How to Measure Femoral Anteversion

Femoral anteversion describes the degree of forward twist in the femur, or thigh bone, specifically the angle of the femoral neck relative to the knee joint axis. When this twist is outside the typical range, it can significantly alter joint mechanics, posture, and gait. Measuring this angle is a fundamental step in diagnosing conditions like in-toeing, where the feet turn inward, and assessing the risk for future hip or knee problems, such as patellofemoral instability or osteoarthritis. The measurement helps clinicians determine if a patient’s symptoms are related to this rotational alignment.

The Role of Clinical Assessment

The initial step in measuring femoral anteversion is a physical examination. This clinical assessment estimates the angle using the relationship between hip rotation and the bone’s anatomy. The most common technique is the Ryder’s or Craig’s Test, which relies on palpating the greater trochanter.

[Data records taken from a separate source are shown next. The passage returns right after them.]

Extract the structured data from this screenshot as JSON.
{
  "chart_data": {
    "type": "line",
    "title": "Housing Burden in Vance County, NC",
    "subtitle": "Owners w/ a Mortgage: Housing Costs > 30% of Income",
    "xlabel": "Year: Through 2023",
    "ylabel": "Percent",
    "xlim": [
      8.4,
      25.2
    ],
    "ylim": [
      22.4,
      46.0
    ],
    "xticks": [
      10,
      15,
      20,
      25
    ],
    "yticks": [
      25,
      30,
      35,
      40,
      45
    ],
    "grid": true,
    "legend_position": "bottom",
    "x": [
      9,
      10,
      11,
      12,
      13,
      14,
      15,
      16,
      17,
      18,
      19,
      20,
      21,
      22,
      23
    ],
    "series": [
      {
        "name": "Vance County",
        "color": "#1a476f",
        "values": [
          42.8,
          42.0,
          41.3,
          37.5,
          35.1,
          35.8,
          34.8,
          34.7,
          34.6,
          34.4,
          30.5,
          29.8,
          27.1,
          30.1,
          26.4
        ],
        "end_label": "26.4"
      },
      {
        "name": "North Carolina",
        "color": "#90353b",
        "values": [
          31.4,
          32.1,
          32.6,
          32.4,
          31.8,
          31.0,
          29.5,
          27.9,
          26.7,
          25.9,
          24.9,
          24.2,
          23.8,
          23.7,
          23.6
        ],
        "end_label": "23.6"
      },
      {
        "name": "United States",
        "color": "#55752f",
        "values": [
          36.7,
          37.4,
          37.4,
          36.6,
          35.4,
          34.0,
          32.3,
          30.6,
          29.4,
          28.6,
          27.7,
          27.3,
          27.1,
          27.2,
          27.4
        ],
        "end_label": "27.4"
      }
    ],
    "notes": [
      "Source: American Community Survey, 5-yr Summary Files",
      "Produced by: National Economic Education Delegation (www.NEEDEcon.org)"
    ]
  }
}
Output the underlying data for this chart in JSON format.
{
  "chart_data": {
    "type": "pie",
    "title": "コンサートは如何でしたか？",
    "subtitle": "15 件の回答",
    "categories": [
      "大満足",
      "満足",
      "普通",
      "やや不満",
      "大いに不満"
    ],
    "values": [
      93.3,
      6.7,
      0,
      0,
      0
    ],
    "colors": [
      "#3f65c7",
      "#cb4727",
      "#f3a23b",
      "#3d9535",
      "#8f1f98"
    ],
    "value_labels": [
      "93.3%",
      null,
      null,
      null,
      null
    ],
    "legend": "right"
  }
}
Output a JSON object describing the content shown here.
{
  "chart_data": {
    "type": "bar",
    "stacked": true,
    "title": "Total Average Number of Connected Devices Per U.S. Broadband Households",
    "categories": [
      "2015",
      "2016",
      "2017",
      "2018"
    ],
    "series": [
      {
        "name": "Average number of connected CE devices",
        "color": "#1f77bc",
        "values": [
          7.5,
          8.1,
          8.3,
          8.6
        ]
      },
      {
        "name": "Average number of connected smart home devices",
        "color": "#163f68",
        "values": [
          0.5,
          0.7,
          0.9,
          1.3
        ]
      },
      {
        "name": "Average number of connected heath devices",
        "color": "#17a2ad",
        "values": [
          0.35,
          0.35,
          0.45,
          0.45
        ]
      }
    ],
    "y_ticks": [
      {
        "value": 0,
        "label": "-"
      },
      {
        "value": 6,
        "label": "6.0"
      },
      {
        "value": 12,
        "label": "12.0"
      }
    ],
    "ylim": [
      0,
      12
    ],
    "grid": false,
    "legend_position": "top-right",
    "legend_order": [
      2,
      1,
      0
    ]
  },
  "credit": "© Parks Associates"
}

To perform the test, the patient lies face-down with the knee flexed to 90 degrees. The clinician rotates the hip inward and outward while feeling the greater trochanter. The goal is to find the point where the trochanter is most prominent laterally, indicating the femoral neck is parallel to the examination table. The angle of the lower leg relative to the vertical line is then measured with a goniometer.

The clinical test is simple and quick, offering an immediate assessment of the hip’s rotational profile. A hip with excessive anteversion shows markedly greater internal rotation compared to external rotation. While useful for screening, this method provides only an estimate and is often followed by imaging for a definitive measurement.

Radiographic and CT Measurement

To obtain a precise measurement of femoral anteversion, imaging techniques are necessary. Computed Tomography (CT) scanning is considered the most accurate method, often called the “gold standard” for measuring bony torsion. CT provides cross-sectional images that allow visualization of the two axes used to calculate the angle.

The measurement involves defining two key lines in the axial plane. The femoral neck axis runs through the center of the femoral head and neck. The transcondylar axis is a line tangential to the posterior surfaces of the femoral condyles at the knee joint. Femoral anteversion is the angle formed between the projection of these two axes.

Advanced CT techniques, such as axial-oblique reformations, enhance accuracy by aligning the cross-section parallel to the long axis of the femoral neck, minimizing positioning errors. While CT exposes the patient to radiation, Magnetic Resonance Imaging (MRI) is an alternative that measures the angle without radiation. CT remains the most common choice due to its superior bone detail and speed.

Interpreting Anteversion Values

In a typical adult, the femoral anteversion angle ranges between 8 and 15 degrees. This range represents the normal forward twist in the femur that allows for optimal hip joint mechanics and a straight gait pattern.

A measurement significantly higher than this range is classified as excessive anteversion, or antetorsion. This condition is often associated with in-toeing because the femur must internally rotate to align the hip joint optimally within the socket. In children, the angle is naturally higher (around 30 to 40 degrees at birth), but it gradually decreases with growth, stabilizing in the adult range by adolescence.

Conversely, an angle significantly lower than the normal range, or a negative value, is termed retroversion. This means the femoral neck is twisted posteriorly relative to the knee. Retroversion typically causes a compensatory out-toeing, as the leg externally rotates to compensate for the twist. The degree of deviation from the normal range guides the need for further intervention.

Treatment Decisions Based on Measurement

Measurement of femoral anteversion guides treatment decisions. For most children whose excessive anteversion causes in-toeing, the condition is monitored, as it typically self-corrects as the child grows and the angle naturally decreases. Non-surgical management, including observation and physical therapy, is the primary approach unless the rotational difference is severe or persists past skeletal maturity.

Surgical intervention is reserved for extreme cases where the angle causes significant functional impairment, pain, or joint instability. An angle greater than 50 degrees in an older child, or a persistent angle causing noticeable symptoms in an adult, may indicate a need for correction. The procedure is a derotational osteotomy, where the femur is cut, rotated, and fixed in a more normal position to restore rotational alignment and improve gait mechanics.